Ordinarily, what the Ivy League does carries little weight with much of the big-time college football universe, where its group of elite private schools is regarded as something of an anachronistic outlier.
But, then, you might also remember, it was the Ivies, who first saw fit to cancel their conference basketball tournaments in March, a move that was soon endorsed and followed by a flurry of cancellations by the other conferences.
The Ivies pulled the plug on March 10 and by March 12 everybody else, including the NCAA and NBA, had or was hurriedly shutting down.
Initially, the Ivies’ move was viewed as “drastic” and roundly ripped even inside the conference. Penn coach Steve Donahue called it “the most horrific thing I’ve dealt with as a coach.” Harvard guard Bryce Aiken tweeted, “Horrible, horrible, horrible decision … .” NCAA President Mark Emmert vowed the NCAA Tournament would go on as planned.
At the time, it seemed only Dr. Anthony Fauci, who we were just getting to know, applauded the stance.
Time — and the spiking COVID-19 cases — showed the wisdom of the Ivies’ move.
Now, we’re back again at another pivotal point in the confluence of college sports and the pandemic, wondering what the coming season holds and what it might look like. Or, if there will indeed even be one. This time it is football and the other fall teams that are on deck.
This time, the Ivies, and the impressive list of on-campus medical resources and minds they have to draw upon in making their decisions are in a position to be listened to. And, perhaps, even followed. Certainly by the other schools in the 13-conference, 125-member Football Championship Subdivision, where the Ivies compete.

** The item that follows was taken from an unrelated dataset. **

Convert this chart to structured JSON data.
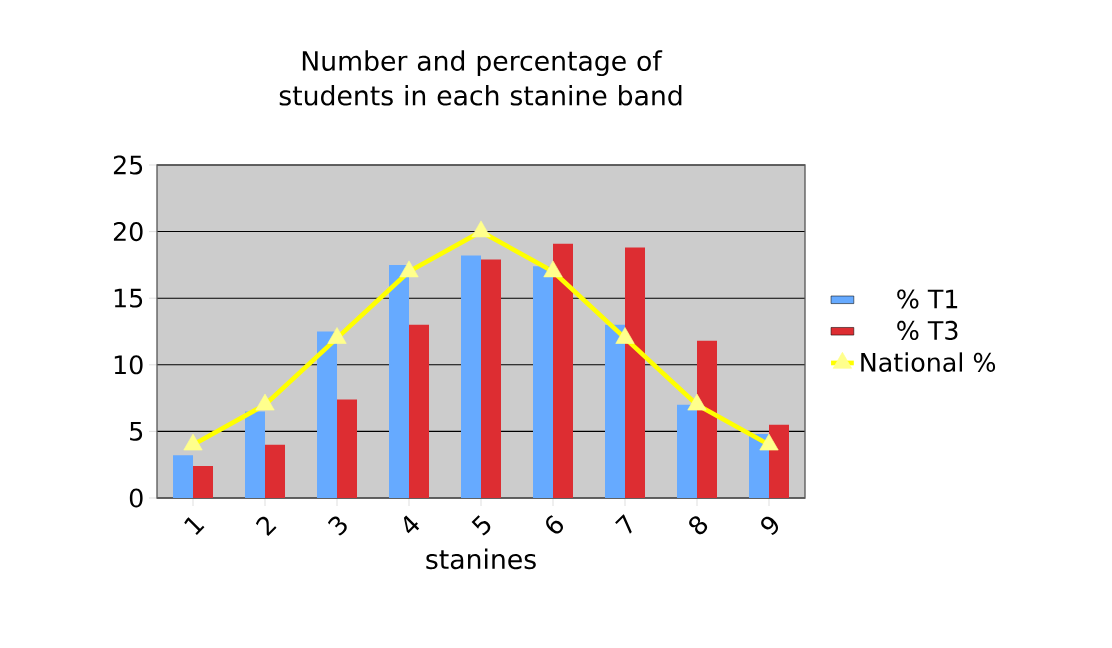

Whether that extends all the way to the 130-member Football Bowl Subdivision, where the University of Hawaii and its peers in the Mountain West compete, is another thing. Especially when it comes to the well-heeled Power Five conferences whose big-business approach to football is planets apart.
The Power Five’s resources and revenues, built on mega-buck outlays for coaches salaries, facilities and humongous TV contracts, dwarf the Ivies, who do not offer athletic scholarships, deign not to participate in the FCS championship tournament and limit their schedules to 10 games a season.
That difference in philosophies led to the Ivy League being downgraded to a lower classification in 1981 and the two realms have gone their separate ways in football ever since.
But the pandemic has shown the judiciousness of the Ivies’ decisions about college athletics and care for their athletes in the COVID-19 cursed period.
Come Wednesday, when the Ivies announce whether they will play on, cut back or chuck the whole thing until the spring, it will be interesting to see who follows them.